Mumien-Ausstellung in Hamm wirft Fragen auf: Ein besonderes Exponat stammt aus dem 3D-Drucker

Fangen wir nachrichtlich nüchtern an: Das Gustav-Lübcke-Museum in Hamm zeigt ab 3. Dezember eine Ausstellung über Mumien. Titel: „Der Traum vom ewigen Leben“. Doch damit hat es nicht sein Bewenden.

In Hamm ausgestellt und n i c h t aus dem 3-D-Drucker: Mutter und männliches Baby als Gruftmumien aus der Dominikanerkirche in Vác (Ungarn). (© Naturhistorisches Museum Budapest)

In Hamm ausgestellt und n i c h t aus dem 3D-Drucker stammend: Mutter und männliches Baby als Gruftmumien aus der Dominikanerkirche in Vác (Ungarn). Tragischer Hintergrund: Die Mutter war bei der Geburt gestorben. Das Kind starb wenige Stunden, nachdem es durch Kaiserschnitt aus dem Leib geholt wurde. (© Naturhistorisches Museum Budapest)

Erweiterter Begriff

Die Fachwelt verwendet den Begriff  „Mumie“ heute mit deutlich erweiterter Bedeutung. Da geht es keineswegs nur ums Alte Ägypten und einbalsamierte Pharaonen. Vielmehr wird jeder Körper, dessen Verfallsprozess (teilweise) aufgehalten wurde, als „Mumie“ bezeichnet. Dabei ist es zunächst einmal gleichgültig, ob die Konservierung durch günstige natürliche Umstände oder durch absichtliche Behandlung des Leichnams im Rahmen von Kulten und Ritualen eingetreten ist.

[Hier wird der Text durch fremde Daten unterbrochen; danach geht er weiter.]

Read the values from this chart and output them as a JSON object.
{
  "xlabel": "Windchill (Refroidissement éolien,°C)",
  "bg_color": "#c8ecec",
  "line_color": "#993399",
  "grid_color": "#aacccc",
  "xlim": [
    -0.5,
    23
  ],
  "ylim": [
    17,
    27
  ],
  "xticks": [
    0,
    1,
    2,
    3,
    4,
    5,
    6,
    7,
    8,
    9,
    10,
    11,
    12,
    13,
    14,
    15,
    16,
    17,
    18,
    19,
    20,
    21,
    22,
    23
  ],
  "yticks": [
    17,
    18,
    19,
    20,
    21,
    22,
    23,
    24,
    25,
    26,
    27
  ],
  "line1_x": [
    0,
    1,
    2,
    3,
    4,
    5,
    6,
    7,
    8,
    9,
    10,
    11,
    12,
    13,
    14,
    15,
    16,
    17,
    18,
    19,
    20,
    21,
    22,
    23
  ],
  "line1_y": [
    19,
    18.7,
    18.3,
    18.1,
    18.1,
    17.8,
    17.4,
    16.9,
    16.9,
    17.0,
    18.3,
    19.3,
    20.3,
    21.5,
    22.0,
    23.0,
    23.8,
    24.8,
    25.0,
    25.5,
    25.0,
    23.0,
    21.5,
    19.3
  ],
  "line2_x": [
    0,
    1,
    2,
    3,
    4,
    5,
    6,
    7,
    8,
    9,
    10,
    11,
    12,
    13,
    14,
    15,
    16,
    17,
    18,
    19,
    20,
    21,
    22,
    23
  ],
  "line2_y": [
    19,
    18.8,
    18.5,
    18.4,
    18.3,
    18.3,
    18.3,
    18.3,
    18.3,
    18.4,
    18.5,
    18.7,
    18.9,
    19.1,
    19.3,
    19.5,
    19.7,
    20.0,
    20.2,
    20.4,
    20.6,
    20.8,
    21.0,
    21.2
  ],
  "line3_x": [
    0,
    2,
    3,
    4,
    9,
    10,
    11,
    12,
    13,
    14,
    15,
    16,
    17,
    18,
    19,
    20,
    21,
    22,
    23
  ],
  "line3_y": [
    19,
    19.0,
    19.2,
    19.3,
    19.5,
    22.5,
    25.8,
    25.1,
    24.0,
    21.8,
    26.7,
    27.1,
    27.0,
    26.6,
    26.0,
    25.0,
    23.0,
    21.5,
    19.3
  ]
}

Mit rund 100 Exponaten erkundet die Hammer Ausstellung, die in Kooperation mit dem Mannheimer Reiss-Engelhorn-Museum entstanden ist, das ausgedehnte Feld der Mumifizierung. Die Beispiele kommen aus Ägypten, Asien, Ozeanien, Südamerika und Europa. Wer bietet mehr?

Präkolumbianische Mumiengruppe einer Frau mit zwei Kindern, 12. bis 14. Jh. nach Chr., andine Küstenregion in Südamerika (© Reiss-Engelhorn-Museum, Mannheim, Jean Christen)

Präkolumbianische Mumiengruppe: Frau mit zwei Kindern, 12. bis 14. Jh. nach Chr., andine Küstenregion in Südamerika. (© Reiss-Engelhorn-Museum, Mannheim, Jean Christen)

So weit, so interessant und (vielleicht) hie und da für empfindsame Gemüter auch ein wenig gruselig.

Enthusiastischer Mumienverein

Doch es kommt noch ein besonderer Umstand hinzu, an den sich einige Fragen knüpfen: Hamm präsentiert nämlich einen rekonstruierten Mumienkopf aus einem hypermodernen 3D-Drucker. Ja, ihr habt richtig gelesen.

Zur lokalen Vorgeschichte: 1881 waren nahe der ägyptischen Stadt Luxor 50 Mumien entdeckt worden. Der Fund spach sich in aller Welt herum, so auch bis ins westfälische Hamm. Dermaßen begeistert waren dort einige Bürger, dass sie (wir sind in Deutschland) einen Mumienverein gründeten, der Aktien ausgab. Wer Anteilsscheine kaufte, trug seinen Teil zum Erwerb einer echten Mumie bei.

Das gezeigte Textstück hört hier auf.